Book #31

Adonias Low by D.A. Watson

To lawmen and bad men alike, the "Low Man" is a ghost story. The most feared bounty hunter to ever walk the territories. Whispered to be a Native American shapeshifter, a renegade Pinkerton detective, or the Bible-quoting son of a mad preacher. No one knows for sure. He’s a spectre outlaws scare each other with around campfires.

Adonias Lowe lives in the highlands of Napa Valley with his children, scratching a hard living as a farmer and occasional wagon guard. When a wealthy gin baron hires him to see a valuable shipment safely to San Francisco, the opportunity comes just in time to keep the family afloat.

But, when the job turns into a massacre, and his daughter is abducted by a deviant killer, Adonias is forced into a reckoning that will awaken a darkness he’s long tried to bury.

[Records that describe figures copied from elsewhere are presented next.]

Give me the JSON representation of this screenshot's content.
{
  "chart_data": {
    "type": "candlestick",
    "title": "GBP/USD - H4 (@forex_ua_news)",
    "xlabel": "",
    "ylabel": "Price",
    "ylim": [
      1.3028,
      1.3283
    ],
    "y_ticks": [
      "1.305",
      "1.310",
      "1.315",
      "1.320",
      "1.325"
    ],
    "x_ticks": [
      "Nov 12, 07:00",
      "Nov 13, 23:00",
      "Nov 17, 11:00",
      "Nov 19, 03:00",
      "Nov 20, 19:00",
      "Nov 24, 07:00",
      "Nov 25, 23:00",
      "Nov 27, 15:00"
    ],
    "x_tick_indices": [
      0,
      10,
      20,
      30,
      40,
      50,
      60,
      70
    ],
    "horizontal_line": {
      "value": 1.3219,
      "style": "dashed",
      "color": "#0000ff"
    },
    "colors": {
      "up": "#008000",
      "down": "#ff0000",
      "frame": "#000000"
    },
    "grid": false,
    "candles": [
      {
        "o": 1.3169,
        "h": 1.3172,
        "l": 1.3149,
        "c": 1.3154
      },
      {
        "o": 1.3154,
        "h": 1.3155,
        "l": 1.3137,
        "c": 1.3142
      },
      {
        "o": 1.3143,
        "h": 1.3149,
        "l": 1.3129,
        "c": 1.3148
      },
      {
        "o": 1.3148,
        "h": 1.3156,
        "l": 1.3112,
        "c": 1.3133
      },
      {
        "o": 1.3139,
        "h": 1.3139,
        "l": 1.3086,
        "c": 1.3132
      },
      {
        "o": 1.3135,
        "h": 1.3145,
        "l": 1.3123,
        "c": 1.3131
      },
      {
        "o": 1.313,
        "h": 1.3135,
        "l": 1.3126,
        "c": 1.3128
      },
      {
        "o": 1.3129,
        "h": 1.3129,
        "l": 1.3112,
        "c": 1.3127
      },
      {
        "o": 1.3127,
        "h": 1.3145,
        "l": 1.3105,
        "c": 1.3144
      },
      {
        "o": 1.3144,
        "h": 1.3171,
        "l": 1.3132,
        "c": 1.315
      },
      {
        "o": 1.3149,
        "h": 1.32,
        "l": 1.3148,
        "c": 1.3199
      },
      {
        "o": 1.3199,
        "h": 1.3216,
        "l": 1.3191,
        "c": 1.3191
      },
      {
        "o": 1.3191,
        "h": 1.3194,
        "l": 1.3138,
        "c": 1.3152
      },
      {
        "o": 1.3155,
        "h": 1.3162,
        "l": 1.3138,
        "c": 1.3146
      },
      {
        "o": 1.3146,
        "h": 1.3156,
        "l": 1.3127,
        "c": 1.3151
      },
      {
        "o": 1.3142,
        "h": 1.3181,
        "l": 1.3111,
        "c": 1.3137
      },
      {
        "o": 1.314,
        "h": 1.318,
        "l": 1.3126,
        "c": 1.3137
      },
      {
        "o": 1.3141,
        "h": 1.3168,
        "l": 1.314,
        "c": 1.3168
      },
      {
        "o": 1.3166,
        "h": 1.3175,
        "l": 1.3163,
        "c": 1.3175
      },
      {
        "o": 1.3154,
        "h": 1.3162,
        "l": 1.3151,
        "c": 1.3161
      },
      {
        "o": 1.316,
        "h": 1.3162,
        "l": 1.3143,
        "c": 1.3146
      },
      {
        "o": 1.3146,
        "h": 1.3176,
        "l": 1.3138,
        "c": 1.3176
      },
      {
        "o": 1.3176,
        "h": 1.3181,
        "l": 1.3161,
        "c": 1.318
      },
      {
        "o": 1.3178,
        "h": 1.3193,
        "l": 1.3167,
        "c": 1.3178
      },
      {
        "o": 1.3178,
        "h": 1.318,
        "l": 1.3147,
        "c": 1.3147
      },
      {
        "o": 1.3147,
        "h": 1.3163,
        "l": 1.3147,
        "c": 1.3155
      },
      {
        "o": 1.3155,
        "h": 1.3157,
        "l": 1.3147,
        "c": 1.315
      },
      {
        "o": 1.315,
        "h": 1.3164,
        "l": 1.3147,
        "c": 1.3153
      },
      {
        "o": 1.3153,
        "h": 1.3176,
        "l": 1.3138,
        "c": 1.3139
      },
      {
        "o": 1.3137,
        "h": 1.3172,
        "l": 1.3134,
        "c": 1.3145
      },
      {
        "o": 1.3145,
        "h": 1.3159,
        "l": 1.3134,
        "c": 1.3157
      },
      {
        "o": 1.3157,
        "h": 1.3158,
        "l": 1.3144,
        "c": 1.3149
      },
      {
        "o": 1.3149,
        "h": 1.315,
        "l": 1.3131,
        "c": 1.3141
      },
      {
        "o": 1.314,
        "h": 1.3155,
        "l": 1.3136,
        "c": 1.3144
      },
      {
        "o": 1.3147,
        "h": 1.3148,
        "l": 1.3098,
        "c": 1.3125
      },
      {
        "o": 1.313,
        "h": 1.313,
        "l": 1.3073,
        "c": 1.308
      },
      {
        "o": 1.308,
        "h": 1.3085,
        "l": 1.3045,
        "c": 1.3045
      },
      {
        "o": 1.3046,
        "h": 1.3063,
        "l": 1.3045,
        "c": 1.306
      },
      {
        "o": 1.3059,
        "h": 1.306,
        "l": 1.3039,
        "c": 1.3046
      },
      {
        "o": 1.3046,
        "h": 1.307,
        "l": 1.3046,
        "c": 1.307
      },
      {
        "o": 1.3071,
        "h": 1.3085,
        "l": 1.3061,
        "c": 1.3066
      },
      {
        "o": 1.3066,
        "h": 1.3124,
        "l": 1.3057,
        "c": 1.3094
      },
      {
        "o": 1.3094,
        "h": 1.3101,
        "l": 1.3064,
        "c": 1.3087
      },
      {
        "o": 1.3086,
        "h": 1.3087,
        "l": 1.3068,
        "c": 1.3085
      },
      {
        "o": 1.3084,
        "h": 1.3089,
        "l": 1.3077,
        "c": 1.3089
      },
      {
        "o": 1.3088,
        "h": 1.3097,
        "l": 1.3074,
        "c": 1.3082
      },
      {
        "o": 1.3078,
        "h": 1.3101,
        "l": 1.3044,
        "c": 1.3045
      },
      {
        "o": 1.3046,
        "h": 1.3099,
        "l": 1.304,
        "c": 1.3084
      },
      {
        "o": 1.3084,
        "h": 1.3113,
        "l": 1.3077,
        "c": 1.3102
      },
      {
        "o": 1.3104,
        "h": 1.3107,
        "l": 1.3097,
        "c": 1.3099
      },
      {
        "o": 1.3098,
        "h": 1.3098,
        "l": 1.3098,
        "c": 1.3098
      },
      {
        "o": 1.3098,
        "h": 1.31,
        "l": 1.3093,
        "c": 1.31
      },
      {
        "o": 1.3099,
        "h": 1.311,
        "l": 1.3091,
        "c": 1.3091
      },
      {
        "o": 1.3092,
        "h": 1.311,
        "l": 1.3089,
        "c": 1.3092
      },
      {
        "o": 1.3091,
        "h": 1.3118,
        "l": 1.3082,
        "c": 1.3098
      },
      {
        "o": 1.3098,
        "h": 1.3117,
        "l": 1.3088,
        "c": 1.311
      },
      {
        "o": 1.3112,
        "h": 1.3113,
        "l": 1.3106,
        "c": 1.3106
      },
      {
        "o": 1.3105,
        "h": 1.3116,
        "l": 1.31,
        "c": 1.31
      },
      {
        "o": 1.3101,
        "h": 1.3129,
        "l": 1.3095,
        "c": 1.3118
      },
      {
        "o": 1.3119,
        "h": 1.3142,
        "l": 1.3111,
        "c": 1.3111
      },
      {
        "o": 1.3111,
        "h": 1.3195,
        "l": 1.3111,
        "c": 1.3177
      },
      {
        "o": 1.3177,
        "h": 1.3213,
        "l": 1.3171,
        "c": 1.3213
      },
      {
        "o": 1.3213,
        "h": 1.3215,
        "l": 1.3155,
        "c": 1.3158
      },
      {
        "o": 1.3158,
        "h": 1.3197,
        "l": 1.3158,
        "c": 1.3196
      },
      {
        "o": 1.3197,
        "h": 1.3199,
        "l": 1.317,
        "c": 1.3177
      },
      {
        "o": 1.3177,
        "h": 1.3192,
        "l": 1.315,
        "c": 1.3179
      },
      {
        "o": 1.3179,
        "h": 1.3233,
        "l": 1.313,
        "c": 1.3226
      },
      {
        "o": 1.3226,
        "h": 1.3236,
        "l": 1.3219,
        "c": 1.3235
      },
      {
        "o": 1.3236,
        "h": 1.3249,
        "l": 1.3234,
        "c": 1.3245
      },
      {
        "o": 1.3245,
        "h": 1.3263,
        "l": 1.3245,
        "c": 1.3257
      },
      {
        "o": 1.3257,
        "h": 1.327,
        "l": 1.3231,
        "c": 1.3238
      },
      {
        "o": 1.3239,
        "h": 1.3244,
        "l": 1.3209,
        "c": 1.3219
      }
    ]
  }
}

As the corpses mount up, a dying sheriff tries to make sense of the madness, scalp hunters saddle up and ride for blood, fame and riches, and the local Wailaki are coming down from the hills, singing war songs of the Lost White Brother.

Watson begins by weaving the legend of the Low man - a threatening bounty hunter with an almost supernatural ability to detect and murder even the most cunning and well-hidden criminal. Killers, rapists, and thieves have equal levels of respect and fear for this unstoppable force, and I was desperate to meet him and study his work.

And yet, when I met the Low man, the formidable Adonias Low, he was nothing but a humble farmer, a family man with twin teenagers, and a respected member of his community. I was confused - could this be the Low man or have I misunderstood something along the way?

An excellent job is done in building up characters. I was made to understand their histories and motivations, their current situations and to some extent, their dreams. For a while I fooled myself into thinking I was reading a nice little historical fiction novel, until the local gin distributor asks Adonias to travel alongside one of his deliveries as security. That was when shit hit the fan, and that was when I met the Low man.

There’s some glorious macabre horror here, everything from disgustingly well-painted gore, to the unsettling mindsets of some characters. Watson has it all here, physical terror, emotional terror, the terror of the unknown, and the terror of other people. I was newly enthralled and disgusted constantly, with the evil and destruction creating an irrevocable sense of chaos which only grew larger the further I read.

An excellent story for those who love a thriller, and particularly for those who wouldn’t usually pick up a western. Adonias Low and his superhuman ability to track, kill, and survive, will grab you by the collar and shake you until your skull shatters.